Müthiş keyiflendiriyor seni üç gündür lastik ateşleriyle
yüzü kararmış bu uykusuz çocuk tarafından azarlanmak.
Senin insanın yapıyor çünkü bunu ve çok mantıklı bir
gerekçesi var sert olmak için...
***
Düşünsenize şöyle bir; görünürde çok karmakarışık olan
bir insan yığınının içindesiniz. Herkesin elinde birşeyler
var. Birinde bir yerden sökülmüş bir su borusu, diğerinde
inşaattan sökülmüş bir tahta parçası. Yorgun ama öfkeli
yüzler... Onlarca ölü verilmiş ama yine barikatın arkasında
herkes ve "gelirlerse gelirler" diyor yüzü
atkılı biri, çok kararlı... "Gelirlerse gelsinler..."
***
Düşünsenize şöyle bir; ilk kez en hızlı kararlarını
veriyor devrimciler. Sorun çıkıyor ve hemen çözülüyor.
Panzerin saldırısında bu kadar kolayca ve hızla hareket
edebilmesi herkesi çok sinirlendirmiş örneğin. Hemen
çevreye bakılıyor, bir tomruk atölyesi ilişiyor göze.
Beş-on dakika sonra o müthiş büyüklükteki tomruklar
yolun ortasına taşınıyor, böylece ilk kez gerçekten
panzerin bile geçmekte çok zorlanacağı bir barikat çıkıyor
ortaya. Bütün bunlar büyük bir hızla olup bitiyor. Sonra
bir yerlerde tahtalar keşfediliyor, sonra bir harç makinesi
sürüklenip getiriliyor yolun ortasına...
Her şey öyle pratik ve hızlı ki...
***
Düşünsenize şöyle bir; gecenin bir vakti... Elinde koca
bir demlikle bir kadın yaklaşıyor ateşin başındakilere.

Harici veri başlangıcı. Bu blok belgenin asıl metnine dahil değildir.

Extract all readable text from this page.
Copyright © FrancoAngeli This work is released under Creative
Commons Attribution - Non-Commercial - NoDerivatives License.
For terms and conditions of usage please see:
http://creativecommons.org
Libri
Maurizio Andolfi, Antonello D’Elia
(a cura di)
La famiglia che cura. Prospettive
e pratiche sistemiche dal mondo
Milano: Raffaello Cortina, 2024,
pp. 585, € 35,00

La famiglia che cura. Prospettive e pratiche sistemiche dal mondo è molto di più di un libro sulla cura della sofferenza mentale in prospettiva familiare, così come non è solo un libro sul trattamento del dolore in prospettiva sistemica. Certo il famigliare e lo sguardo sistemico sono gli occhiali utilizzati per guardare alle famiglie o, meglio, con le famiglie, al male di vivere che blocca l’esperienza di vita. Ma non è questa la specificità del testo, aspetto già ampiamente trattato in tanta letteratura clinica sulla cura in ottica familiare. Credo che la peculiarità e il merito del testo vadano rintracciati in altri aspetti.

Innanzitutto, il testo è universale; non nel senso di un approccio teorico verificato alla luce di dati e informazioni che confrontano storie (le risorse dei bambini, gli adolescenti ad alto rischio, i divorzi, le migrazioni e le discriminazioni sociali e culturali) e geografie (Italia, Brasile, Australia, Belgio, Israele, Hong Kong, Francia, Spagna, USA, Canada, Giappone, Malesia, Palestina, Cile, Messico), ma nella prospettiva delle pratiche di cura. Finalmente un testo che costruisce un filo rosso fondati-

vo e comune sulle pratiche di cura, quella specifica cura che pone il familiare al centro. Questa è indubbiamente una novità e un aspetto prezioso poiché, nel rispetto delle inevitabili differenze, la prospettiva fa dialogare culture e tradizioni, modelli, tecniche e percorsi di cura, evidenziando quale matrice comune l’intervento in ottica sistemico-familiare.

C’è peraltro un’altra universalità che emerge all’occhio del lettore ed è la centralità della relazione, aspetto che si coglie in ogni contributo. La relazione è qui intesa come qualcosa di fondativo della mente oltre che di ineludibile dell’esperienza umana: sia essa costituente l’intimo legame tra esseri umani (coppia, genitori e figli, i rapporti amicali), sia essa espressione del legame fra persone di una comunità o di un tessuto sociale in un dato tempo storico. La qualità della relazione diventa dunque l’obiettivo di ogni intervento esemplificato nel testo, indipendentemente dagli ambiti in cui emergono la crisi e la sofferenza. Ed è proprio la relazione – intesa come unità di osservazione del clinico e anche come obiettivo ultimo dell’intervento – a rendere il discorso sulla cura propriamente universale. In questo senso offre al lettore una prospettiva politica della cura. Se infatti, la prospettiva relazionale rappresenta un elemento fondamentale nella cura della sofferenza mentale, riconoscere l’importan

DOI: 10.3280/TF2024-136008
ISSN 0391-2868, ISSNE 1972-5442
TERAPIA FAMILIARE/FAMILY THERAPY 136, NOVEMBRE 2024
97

İlaç gibi geliyor herkese çaylar... Bir başkası elinde
ekmek dolu bir kutuyla dolanıyor ortada... Kimsenin
bir karşılık beklediği yok bunları yaparken... Herşey
kardeşçe ve kendiliğinden...
***
"... öyleyse -diyordu Marks- devrim, yalnızca egemen
sınıfı başka yoldan devirmek olanaklı bulunmadığı için
değil, aynı zamanda onu devirmekte olan sınıf ancak
bir devrimle geçmişin tüm kirinden kurtulmayı ve toplumun
yeniden kurulmasına yetenekli duruma gelmeyi başarabileceği
için gereklidir"
Bir devrim değil bu elbette, yalnızca bir direnişten
sözediyoruz. Ama yine de nasıl arınıyor insan, nasıl
tertemiz bir kokuyu soluyor lastik dumanlarının arasında...
Nasıl hükmünü yitiriyor her gün kafamıza sokuşturulan
bütün o bireyci düşünceler, köşe dönmeci propagandalar...
Belki yalnızca üç gün... Belki daracık bir alanda...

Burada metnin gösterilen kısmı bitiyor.